Sometimes you want to keep a copy of something you’re looking at on your computer or phone screen but it’s not a file that can be saved or website that can be bookmarked and replicated in exactly the same way.
For example, maybe you’re having computer problems and you want to send a picture of exactly what you’re seeing on the screen to some tech-savvy person who might know what’s going on.
Another example: Your husband sends you a text message that resulted in a hilarious and incorrect auto-correct. You want to share a copy of the conversation on Facebook so all your friends can laugh along. A screenshot will do the trick.
It’s simple to do.
Your keyboard likely has a key that says “PrtScn.” Once whatever you want to capture is on your screen, just press the Shift and the PrtScn keys simultaneously. It will seem like nothing happened, but really what you did was copy the image on your screen to the clipboard. From there, you can paste it somewhere else using the shortcut that involves pressing the “Ctrl” or Control key in combination with the “v” key.
If your PC is running Windows 7 or Vista there’s an even better method.
The Snipping Tool, which you can find at Start>>All Programs>>Accessories, lets you capture specific portions of your screen, eliminating the need to do so by pulling a screen capture into editing software such as Photoshop.
Once you click on the Snipping Tool, a window opens and a white overlay appears on your screen. Click on the “New” pull-down arrow to choose what kind of screen capture you want: Free-form snip, rectangular snip, window snip or full-screen snip. Pick one, and for the first two options click and hold your mouse while you pull it around the area you want to capture (the other two involve just a click). What you’ve grabbed will show up in a window where you can save, copy or share it, as well as mark it up with a pen or highlighter.
Like the Windows Snipping Tool, Mac OS X lets you capture your screen in several different ways, but instead of using a PrtSrn key or a dedicated tool, you use keyboard shortcuts that begin with pressing the Command and Shift keys at the same time.
To capture a portion of your screen and save it to your desktop, press Command+Shift+4, which will bring up a cross-hair. Click and drag the mouse over the part of the screen you want to capture. To save it to your clipboard instead of the desktop, press Command+Control+Shift+4. Then you can paste it into another program.
To capture your entire screen and save it to the desktop, press Command+Shift+3. To save it to the clipboard instead, press Command+Control+Shift+3; then you can paste the image somewhere else.
To take a screenshot of an open window, press Command+Shift+4 and hit Spacebar. Your cursor is now a camera that you can click over the window you want to capture. The image is saved to the desktop.
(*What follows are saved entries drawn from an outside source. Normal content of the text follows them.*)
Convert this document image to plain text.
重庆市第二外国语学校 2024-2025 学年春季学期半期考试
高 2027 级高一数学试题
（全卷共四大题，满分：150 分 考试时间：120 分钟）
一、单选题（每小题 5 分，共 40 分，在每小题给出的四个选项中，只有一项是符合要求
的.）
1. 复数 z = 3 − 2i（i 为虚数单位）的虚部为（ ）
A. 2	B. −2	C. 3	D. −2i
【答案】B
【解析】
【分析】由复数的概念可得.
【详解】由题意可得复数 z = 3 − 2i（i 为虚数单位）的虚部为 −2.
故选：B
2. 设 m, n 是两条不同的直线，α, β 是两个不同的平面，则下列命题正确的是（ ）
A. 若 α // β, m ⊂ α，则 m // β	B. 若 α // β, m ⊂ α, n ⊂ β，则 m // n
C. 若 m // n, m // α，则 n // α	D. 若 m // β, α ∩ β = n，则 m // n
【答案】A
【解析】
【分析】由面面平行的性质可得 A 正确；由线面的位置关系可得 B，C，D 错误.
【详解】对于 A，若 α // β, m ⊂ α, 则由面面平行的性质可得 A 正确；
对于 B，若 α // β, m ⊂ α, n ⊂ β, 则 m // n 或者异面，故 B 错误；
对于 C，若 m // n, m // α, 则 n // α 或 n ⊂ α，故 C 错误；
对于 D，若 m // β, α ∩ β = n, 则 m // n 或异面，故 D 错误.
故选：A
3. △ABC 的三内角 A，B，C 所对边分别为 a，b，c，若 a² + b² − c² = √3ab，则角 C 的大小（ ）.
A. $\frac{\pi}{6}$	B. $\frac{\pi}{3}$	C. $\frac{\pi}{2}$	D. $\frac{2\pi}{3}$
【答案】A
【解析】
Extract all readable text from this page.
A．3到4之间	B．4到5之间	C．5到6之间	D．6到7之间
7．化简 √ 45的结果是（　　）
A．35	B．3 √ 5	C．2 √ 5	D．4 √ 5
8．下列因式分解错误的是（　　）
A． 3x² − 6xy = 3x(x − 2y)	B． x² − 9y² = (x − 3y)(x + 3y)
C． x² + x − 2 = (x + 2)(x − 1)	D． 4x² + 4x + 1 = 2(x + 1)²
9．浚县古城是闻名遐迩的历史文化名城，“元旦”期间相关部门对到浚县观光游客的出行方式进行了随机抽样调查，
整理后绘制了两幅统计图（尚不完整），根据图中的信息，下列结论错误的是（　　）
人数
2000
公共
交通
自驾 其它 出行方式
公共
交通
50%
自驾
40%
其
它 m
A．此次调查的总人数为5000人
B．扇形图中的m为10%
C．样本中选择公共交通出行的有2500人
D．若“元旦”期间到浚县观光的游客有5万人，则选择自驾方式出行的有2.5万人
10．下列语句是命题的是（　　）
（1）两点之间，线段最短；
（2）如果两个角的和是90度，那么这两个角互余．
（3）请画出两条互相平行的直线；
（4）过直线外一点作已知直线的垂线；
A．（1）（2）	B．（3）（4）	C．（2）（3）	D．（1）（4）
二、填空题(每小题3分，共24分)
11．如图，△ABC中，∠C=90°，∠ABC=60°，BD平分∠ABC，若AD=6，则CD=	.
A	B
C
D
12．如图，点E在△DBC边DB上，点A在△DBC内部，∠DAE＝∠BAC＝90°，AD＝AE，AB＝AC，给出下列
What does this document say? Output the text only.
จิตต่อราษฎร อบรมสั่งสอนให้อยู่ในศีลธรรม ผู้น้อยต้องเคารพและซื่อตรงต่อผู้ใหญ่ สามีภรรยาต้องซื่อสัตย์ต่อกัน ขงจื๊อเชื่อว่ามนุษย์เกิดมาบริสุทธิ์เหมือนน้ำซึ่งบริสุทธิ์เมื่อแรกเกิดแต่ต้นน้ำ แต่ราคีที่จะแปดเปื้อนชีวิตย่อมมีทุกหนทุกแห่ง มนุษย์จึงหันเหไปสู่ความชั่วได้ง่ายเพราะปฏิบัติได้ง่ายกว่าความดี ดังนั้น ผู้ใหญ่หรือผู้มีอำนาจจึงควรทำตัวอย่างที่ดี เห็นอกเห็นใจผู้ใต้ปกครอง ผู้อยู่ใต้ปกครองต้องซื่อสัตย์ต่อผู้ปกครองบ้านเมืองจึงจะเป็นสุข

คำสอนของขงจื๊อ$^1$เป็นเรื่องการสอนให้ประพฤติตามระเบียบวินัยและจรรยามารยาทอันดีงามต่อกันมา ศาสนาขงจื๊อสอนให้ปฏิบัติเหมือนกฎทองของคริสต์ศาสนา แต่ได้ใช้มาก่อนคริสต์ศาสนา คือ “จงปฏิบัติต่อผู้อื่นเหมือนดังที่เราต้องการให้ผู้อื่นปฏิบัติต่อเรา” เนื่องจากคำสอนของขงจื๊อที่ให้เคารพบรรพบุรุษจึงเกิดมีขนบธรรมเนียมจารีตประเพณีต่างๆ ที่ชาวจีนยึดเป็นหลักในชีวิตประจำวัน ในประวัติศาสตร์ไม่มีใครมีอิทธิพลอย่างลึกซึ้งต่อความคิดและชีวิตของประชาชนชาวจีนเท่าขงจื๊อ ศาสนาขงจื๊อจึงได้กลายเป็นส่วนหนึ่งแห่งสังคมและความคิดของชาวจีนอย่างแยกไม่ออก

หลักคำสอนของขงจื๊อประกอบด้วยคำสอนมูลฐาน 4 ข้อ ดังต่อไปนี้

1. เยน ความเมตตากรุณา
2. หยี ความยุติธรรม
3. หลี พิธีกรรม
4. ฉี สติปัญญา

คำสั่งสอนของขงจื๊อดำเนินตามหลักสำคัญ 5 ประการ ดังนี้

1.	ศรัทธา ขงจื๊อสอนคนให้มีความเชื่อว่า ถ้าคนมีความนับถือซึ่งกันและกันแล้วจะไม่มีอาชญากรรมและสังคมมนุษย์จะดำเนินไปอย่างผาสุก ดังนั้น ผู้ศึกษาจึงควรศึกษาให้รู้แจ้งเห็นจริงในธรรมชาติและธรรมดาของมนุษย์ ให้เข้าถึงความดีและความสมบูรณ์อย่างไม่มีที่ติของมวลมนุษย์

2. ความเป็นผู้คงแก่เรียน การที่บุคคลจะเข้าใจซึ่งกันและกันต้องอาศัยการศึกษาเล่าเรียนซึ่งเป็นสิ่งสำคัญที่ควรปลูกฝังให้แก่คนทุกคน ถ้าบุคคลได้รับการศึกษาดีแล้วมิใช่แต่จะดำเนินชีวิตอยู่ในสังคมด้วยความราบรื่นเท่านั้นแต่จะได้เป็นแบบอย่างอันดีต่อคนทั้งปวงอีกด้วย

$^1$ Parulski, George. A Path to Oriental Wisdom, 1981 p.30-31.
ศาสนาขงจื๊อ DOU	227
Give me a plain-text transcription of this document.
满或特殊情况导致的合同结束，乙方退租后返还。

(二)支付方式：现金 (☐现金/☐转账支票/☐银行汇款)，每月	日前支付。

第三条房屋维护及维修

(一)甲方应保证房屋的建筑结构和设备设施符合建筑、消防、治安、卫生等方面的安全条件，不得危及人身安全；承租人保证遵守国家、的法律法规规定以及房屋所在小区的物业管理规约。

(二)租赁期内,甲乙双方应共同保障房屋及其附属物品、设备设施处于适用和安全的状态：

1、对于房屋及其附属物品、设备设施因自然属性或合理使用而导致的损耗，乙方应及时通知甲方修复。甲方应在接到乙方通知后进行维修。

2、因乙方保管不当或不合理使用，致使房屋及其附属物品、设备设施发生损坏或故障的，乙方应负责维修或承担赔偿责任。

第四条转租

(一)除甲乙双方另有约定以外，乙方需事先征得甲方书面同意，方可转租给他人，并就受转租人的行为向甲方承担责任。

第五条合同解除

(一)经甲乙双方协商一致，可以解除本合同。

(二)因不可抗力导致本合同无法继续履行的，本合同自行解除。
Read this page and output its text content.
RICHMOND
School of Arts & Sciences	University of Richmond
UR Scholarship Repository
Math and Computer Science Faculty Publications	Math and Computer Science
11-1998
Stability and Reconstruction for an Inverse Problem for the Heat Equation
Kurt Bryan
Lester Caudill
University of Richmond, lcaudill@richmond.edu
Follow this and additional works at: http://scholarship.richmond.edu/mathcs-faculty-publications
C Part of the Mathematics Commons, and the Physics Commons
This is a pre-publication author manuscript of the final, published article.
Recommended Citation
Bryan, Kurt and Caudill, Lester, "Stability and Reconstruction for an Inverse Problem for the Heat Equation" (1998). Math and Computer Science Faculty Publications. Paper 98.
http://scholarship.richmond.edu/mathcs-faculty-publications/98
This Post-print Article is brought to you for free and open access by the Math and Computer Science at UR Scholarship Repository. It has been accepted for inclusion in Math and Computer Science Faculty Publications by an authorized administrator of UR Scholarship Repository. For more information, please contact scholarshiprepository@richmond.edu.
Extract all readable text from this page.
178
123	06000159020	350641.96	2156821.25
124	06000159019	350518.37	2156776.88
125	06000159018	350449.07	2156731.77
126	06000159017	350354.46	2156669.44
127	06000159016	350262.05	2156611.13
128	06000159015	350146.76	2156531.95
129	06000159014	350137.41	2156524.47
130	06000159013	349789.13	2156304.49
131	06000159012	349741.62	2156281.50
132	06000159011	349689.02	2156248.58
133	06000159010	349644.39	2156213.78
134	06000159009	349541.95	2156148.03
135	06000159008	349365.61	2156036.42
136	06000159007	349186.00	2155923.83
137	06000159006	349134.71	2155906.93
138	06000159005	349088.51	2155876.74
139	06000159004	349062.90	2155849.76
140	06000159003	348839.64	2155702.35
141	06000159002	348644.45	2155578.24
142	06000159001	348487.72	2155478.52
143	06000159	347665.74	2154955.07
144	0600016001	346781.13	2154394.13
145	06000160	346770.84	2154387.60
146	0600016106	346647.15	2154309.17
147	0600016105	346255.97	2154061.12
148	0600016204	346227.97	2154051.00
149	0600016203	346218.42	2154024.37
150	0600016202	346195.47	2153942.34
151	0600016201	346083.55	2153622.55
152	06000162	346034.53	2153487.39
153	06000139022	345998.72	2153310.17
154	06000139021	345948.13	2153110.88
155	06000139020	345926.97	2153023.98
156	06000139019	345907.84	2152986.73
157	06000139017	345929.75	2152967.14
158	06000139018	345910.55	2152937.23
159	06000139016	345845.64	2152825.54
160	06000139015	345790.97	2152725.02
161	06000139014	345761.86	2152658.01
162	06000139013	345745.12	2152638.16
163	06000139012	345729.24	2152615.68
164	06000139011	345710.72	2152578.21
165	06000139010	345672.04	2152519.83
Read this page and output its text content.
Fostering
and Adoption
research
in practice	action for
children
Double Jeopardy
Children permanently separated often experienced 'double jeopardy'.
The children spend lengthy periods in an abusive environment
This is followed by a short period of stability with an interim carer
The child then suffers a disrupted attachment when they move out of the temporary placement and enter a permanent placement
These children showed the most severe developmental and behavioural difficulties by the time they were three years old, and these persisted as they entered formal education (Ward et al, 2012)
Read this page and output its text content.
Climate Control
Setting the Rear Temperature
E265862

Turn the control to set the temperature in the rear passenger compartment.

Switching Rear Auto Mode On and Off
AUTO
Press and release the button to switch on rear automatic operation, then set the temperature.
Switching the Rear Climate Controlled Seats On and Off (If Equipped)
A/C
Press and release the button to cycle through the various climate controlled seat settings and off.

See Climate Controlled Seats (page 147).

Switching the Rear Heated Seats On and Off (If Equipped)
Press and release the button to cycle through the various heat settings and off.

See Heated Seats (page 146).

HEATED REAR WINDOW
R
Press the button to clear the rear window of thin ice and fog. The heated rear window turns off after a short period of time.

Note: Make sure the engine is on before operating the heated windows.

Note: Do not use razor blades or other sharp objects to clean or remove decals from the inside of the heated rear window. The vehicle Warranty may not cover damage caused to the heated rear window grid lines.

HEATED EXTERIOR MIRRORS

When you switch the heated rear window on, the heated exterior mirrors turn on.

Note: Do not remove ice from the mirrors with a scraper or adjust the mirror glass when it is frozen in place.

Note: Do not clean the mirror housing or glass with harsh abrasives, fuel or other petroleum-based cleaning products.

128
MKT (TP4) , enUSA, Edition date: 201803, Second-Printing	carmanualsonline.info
Alternately, you can use the Mac grab utility found at Dock>> Utilities>> Grab>> Go to Dock>> Utilities>> Grab. When you open it you’ll see menus in the upper left of your screen that provide options for how much of your screen you want to grab. After taking a photo of your entire screen, a portion of it, or a specific window you can save it as a .tiff file.
The ease or difficulty of creating screenshots on Android depends on if you’re using a newer operating system, or not.
On most Android 4.0 or later, you simply make sure whatever you want to capture is displayed on your screen then hold down both the volume down and power keys at the same time. (For most Samsung models, it's the home button and power.) You’ll see an animation that shows you the shot was saved. You can access it in your Gallery app, where there’s a section specifically for screenshots. Tap on the screenshot you want and you’ll have the option to email it to someone, or share it on Facebook, Google+ as well as a slew of other apps.
If your phone is still running an older version of Android, the process is nothing short of a pain, at least initially. But if you can’t wait until you get Ice Cream Sandwich or Jelly Bean, here’s what to do if you use a Windows PC.
Mac users running older versions of Android have a different set of hoops to jump through. Read them here.
Note that there are apps you can download from Google Play that let you access screenshots on Android, however, to use most of them your phone must be rooted, meaning the operating system has been modified so as to give you more control over your phone. Rooting voids the manufacturer’s warranty, so I don’t recommend it unless you’re a tech whiz who absolutely knows what you’re doing.
Snapping an image from your iPhone is easy. Just click (not hold) the home button and power button at the same time. The screenshot saves to your photo camera roll where you can share it via email or text.